Life: November 16, 1836 - January 20, 1891
Royal Reign: February 12, 1874 - January 20, 1891
Kalākaua was well know for his interest in the revival of Hawaiʻian monarchy, culture, and pride. He toured his own islands own Hawaiʻi to speak to the lowest native Hawaiʻian population prior to European contact. He continued to pursue policies to benefit Hawaiʻi's economy, foreign interests and growing immigrant population of Hawaiʻi. He had Iolani Palace built and continued to revive the Hawaiʻian hula. The Merrie Monarch Hula Festival is named after him. Kalākaua also wrote Hawaiʻi Ponoʻī, the current state song of Hawaii and one if its historical national anthems.
Kalākaua sent his ship the Kaimiloa to Samoa to seek political alliance with another Polynesian nation.
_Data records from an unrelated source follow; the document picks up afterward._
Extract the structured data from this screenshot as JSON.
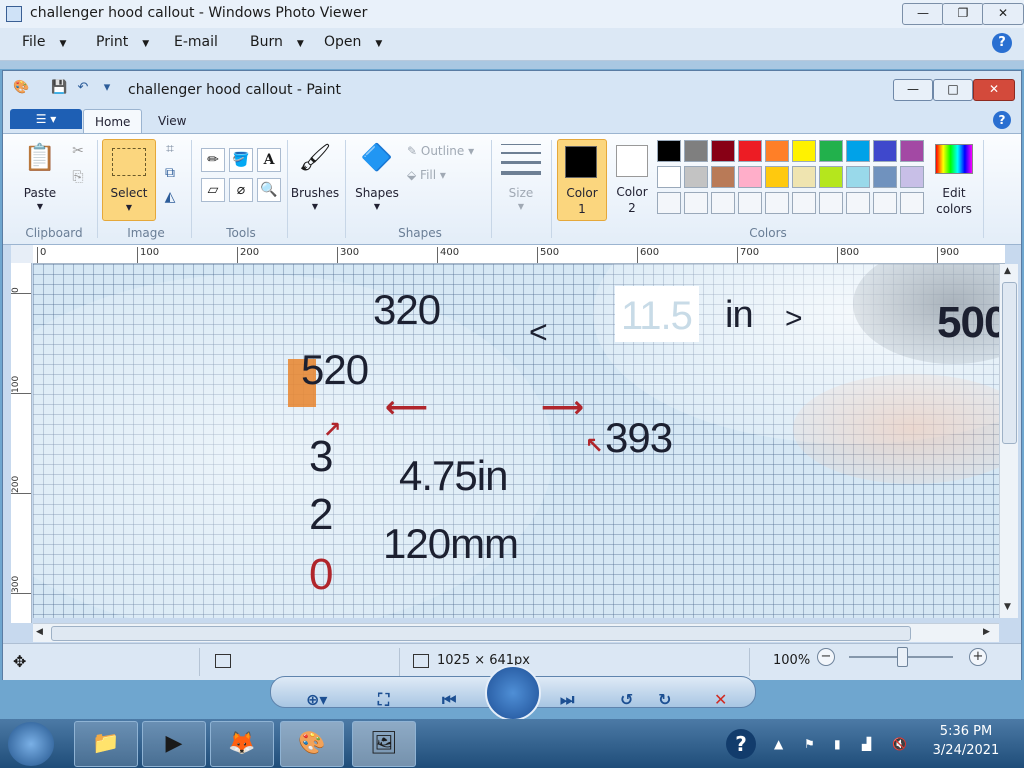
{
  "photo_viewer": {
    "title": "challenger hood callout - Windows Photo Viewer",
    "menu": [
      "File",
      "Print",
      "E-mail",
      "Burn",
      "Open"
    ],
    "help": "?"
  },
  "paint": {
    "title": "challenger hood callout - Paint",
    "tabs": [
      "Home",
      "View"
    ],
    "ribbon": {
      "clipboard": {
        "group": "Clipboard",
        "paste": "Paste"
      },
      "image": {
        "group": "Image",
        "select": "Select"
      },
      "tools": {
        "group": "Tools"
      },
      "brushes": "Brushes",
      "shapes": {
        "group": "Shapes",
        "shapes": "Shapes",
        "outline": "Outline",
        "fill": "Fill"
      },
      "size": "Size",
      "colors": {
        "group": "Colors",
        "color1": [
          "Color",
          "1"
        ],
        "color2": [
          "Color",
          "2"
        ],
        "edit": [
          "Edit",
          "colors"
        ],
        "color1_value": "#000000",
        "color2_value": "#ffffff",
        "palette_row1": [
          "#000000",
          "#7f7f7f",
          "#880015",
          "#ed1c24",
          "#ff7f27",
          "#fff200",
          "#22b14c",
          "#00a2e8",
          "#3f48cc",
          "#a349a4"
        ],
        "palette_row2": [
          "#ffffff",
          "#c3c3c3",
          "#b97a57",
          "#ffaec9",
          "#ffc90e",
          "#efe4b0",
          "#b5e61d",
          "#99d9ea",
          "#7092be",
          "#c8bfe7"
        ]
      }
    },
    "ruler_h": [
      "0",
      "100",
      "200",
      "300",
      "400",
      "500",
      "600",
      "700",
      "800",
      "900"
    ],
    "ruler_v": [
      "0",
      "100",
      "200",
      "300"
    ],
    "canvas_text": {
      "n320": "320",
      "arrow_left": "<",
      "box": "11.5",
      "unit": "in",
      "arrow_right": ">",
      "n500": "500",
      "n520": "520",
      "n393": "393",
      "n3": "3",
      "dim_in": "4.75in",
      "n2": "2",
      "dim_mm": "120mm",
      "n0": "0"
    },
    "status": {
      "dimensions": "1025 × 641px",
      "zoom": "100%"
    }
  },
  "taskbar": {
    "time": "5:36 PM",
    "date": "3/24/2021"
  }
}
On June 15 1887 the Kaimiloa arrived in Apia Harbor. With the German presence at Apia Harbor, the Kaimiloa trip was nothing more than a visit. Before returning to Hawaiʻi a few Hawaiʻians left the Kaimiloa to reside on the Samoan Island Aunu'u and marrying Samoans.
Lydia Kamaka'eha Liliuokalani
Life: September 2, 1838 - November 11, 1917
Royal Reign: January 20, 1891 - 1893
Sister of David Kalākaua
Lydia Liliu Loloku Walania Wewehi Kamakaʻeha, Lydia Liliuokalani Paki, and also known as Lydia Kamakaʻeha Paki, with the chosen royal name of Liliʻuokalani, and later named Lydia K. Dominis
Writer of the song Aloha Aloha ʻOe which was orginally a love song, it is most remembered with her reign during the time of annexation of Hawaiʻi. On August 12 1898 the United States annexed Hawaiʻi and Queen Liliuokalani was the last Monarch of Hawaiʻi.